Lo que resulta absolutamente cierto es que no podemos seguir observando cómo por variadas causas -sea por regulaciones ridículas, costos exorbitantes o prácticas anticompetitivas- siguen muriendo pymes como si no hubiera mañana, todo por causas no atribuibles a ellas. Es como un pato flotando en el mar, deben hacer lo que pueden para adaptarse y sobrevivir en un entorno que les resulta cada vez más hostil. Su único pecado es no tener el tamaño suficiente para hacerse oír en el Ministerio de Economía, o no poder pagar consultores de moda que sepan operar las puertas giratorias.
El final de la historia es un ejército de desempleados y familias que pierden el resultado del trabajo acumulado por generaciones.
Frente a esta situación, se requiere un sistema político unido y maduro, con un norte claro, y no uno distraído en frivolidades o causas foráneas que nada tienen que ver con el interés nacional.
Aunque resulte paradójico, el exceso de regulación por parte del Estado suele terminar favoreciendo la concentración de empresas y las prácticas colusivas. El ejemplo de las viejas panaderías de barrio es muy claro. Con las reglamentaciones existentes, estas se enfrentan a crecientes desventajas respecto a los supermercados. ¿Qué han hecho de malo los panaderos? ¿O ahora es más sano para la salud el pan que compramos en el supermercado? Claro que si el panadero quiere hacer una inversión en su negocio, muy probablemente no accederá a los beneficios fiscales y edilicios a los que acceden los grandes centros comerciales. Tampoco le será económico contratar asesores que lo ayuden a navegar los corredores de los reguladores.

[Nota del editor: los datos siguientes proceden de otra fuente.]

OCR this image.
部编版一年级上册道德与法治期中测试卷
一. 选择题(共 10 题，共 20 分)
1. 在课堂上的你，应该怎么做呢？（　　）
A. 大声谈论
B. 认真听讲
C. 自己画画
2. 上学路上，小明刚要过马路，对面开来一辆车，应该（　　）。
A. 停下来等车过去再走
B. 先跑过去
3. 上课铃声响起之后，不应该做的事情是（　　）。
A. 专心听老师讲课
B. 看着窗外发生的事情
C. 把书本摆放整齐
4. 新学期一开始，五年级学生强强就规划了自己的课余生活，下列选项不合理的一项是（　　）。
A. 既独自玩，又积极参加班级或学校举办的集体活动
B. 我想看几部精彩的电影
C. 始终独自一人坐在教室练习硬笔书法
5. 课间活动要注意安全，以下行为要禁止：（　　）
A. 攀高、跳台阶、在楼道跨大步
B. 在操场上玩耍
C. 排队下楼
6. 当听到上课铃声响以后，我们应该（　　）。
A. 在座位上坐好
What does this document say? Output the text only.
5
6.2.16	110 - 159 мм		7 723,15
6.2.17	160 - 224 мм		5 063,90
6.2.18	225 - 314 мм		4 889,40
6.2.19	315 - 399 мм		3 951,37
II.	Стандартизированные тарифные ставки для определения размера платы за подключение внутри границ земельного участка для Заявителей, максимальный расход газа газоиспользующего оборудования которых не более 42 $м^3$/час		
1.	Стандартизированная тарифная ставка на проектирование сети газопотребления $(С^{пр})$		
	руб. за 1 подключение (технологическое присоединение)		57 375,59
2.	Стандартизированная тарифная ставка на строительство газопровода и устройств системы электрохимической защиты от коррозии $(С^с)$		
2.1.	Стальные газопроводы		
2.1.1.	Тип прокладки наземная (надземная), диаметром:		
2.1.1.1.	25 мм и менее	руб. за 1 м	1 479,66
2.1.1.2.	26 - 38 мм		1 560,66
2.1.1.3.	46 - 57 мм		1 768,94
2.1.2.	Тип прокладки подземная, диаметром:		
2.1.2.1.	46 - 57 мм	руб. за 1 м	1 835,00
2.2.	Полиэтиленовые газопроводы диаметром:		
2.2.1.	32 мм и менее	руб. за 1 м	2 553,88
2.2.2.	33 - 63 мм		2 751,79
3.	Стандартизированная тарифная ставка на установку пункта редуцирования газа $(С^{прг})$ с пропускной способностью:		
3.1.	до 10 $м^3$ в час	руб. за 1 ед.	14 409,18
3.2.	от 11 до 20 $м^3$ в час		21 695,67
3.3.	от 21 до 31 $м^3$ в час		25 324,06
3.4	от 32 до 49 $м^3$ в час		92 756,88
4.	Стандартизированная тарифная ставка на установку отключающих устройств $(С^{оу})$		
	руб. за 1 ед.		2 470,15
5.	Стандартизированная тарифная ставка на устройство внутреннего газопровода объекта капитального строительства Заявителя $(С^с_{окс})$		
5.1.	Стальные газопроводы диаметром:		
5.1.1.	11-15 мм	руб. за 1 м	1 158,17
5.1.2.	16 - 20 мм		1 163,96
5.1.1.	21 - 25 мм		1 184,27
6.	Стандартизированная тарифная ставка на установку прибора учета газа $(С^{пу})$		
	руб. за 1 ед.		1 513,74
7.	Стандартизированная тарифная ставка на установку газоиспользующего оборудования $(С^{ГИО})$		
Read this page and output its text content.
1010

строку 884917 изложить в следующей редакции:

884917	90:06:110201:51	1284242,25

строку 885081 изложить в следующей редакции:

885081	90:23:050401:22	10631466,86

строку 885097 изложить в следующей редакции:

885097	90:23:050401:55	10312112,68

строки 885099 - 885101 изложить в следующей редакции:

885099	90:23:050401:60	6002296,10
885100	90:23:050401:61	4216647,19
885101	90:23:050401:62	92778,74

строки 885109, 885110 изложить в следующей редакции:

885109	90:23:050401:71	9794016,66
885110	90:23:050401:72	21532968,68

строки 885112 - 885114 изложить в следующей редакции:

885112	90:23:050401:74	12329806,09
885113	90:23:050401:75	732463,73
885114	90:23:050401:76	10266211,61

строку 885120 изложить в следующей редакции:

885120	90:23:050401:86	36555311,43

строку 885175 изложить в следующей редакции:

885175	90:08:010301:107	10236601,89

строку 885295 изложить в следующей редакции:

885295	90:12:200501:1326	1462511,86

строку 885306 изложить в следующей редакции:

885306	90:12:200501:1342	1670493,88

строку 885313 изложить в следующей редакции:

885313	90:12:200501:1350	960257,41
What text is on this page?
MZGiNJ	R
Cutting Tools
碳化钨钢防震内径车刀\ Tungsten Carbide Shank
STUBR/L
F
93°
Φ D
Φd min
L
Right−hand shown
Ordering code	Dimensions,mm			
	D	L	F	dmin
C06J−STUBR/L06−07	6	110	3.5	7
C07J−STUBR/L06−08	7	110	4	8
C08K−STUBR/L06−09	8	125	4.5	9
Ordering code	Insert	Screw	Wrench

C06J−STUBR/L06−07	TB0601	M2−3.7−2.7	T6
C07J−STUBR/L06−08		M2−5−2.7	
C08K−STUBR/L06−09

La última moda en esta carrera por disgregar a las pymes entra con la tendencia de las “cocinas ocultas”, que consisten en restoranes cerrados al público, que producen exclusivamente para deliveries. Es una nueva forma de alienar a una sociedad que, recordando la película “Tiempos modernos”, convierte la experiencia humana de compartir una comida en una escena propia de una cadena de montaje, intermediada por el muchacho del delivery (sí, son todos varones, porque en el Uruguay inclusivo y progresista, las mujeres no pueden circular solas), quien ahora ni siquiera tendrá a los empleados del restorán con quien sociabilizar y sentirse parte de un grupo. Eso sí, los promotores de estas cocinas ocultas ofrecen entre sus “habilidades especiales” la obtención de permisos con los departamentos de salud e higiene y con los departamentos de construcción de las municipalidades.
Como decía Il Gattopardo, todo cambia, para que nada cambie. El negocio, como siempre, es la búsqueda de rentas. Es por eso que cuando un gobernante se atreve a enfrentar esos intereses, no se lo perdona. Como es el caso del presidente Gabriel Terra, a quien no le van a perdonar nunca haber evitado que los bancos se quedaran con medio Uruguay en los difíciles años 30.